Endurance

This must be the word of the week as it has come up so frequently.I think of my earnest third graders enduring the grueling high stakes mathematics testing that we concluded this week. Their reactions ran the gamut from just filling in any random test bubble to get the thing over with to painstakingly writing and justifying each and every answer with back up calculations.One of my behaviorally challenged students endures those days when the medication he relies upon is unavailable.  This student endures a health care system that doesn't allow for alternative medication or treatment. Take a pill. You can endure the day.Another student endures the daily stress and uncertainty of a gravely ill parent.

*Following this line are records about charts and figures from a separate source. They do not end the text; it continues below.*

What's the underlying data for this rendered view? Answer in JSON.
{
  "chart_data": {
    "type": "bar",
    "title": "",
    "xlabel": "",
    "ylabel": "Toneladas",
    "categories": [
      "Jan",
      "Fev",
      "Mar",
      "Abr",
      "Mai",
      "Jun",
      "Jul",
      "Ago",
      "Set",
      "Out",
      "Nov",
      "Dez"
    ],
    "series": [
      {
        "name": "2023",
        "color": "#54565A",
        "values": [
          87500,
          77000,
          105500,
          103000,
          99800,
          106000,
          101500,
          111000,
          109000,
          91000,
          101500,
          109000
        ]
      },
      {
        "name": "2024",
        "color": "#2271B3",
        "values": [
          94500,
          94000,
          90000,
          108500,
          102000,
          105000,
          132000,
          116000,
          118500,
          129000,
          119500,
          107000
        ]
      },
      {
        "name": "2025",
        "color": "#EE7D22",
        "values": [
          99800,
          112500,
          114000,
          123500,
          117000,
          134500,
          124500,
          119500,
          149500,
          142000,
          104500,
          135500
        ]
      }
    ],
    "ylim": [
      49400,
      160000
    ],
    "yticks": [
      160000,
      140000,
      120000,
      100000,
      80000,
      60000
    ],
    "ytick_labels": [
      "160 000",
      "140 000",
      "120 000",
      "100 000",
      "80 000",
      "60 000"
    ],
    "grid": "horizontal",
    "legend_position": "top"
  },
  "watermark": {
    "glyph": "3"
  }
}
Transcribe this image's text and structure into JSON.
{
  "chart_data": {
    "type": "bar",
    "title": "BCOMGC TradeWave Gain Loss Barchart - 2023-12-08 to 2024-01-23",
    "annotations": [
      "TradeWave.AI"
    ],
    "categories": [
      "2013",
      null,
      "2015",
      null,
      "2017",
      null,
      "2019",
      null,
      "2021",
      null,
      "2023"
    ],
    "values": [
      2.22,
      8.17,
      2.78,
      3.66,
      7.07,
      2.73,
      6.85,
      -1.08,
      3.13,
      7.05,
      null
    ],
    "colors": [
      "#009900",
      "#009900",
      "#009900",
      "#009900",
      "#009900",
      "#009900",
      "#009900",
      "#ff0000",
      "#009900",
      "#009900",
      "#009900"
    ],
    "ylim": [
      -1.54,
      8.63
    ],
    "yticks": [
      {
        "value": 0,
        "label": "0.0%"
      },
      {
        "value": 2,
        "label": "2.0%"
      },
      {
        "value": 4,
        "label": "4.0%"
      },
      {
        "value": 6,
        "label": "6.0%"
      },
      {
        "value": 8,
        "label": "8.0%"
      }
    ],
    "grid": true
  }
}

The student endures the day's lesson until, arriving home, the child breaks down into inconsolable tears. This child no longer wants to be in school; it is too frightening to think that her parent may not be there when she arrives home.We endure those things mandated by folks who do not know who we are or what we are capable of achieving if we are just given a chance to linger until we can know. We endure an educational system that does not allow for students who learn differently unless the numbers add up. We endure a social structure that blames us when our families come from other places, or speak other languages.Sad to say, I feel I am enduring this year too. The challenge of teaching in a highly volatile impoverished environment is wearing and this year more than ever. My own self-worth can not driven by what others think of me,that I understand. But the constant harping on "poor results" by those with ulterior motive - be it winning elective office or selling a consultation service - on the backs of hard-working educators worms its way into my very being and causes me to doubt.With 19 days left to this academic year, we are all enduring.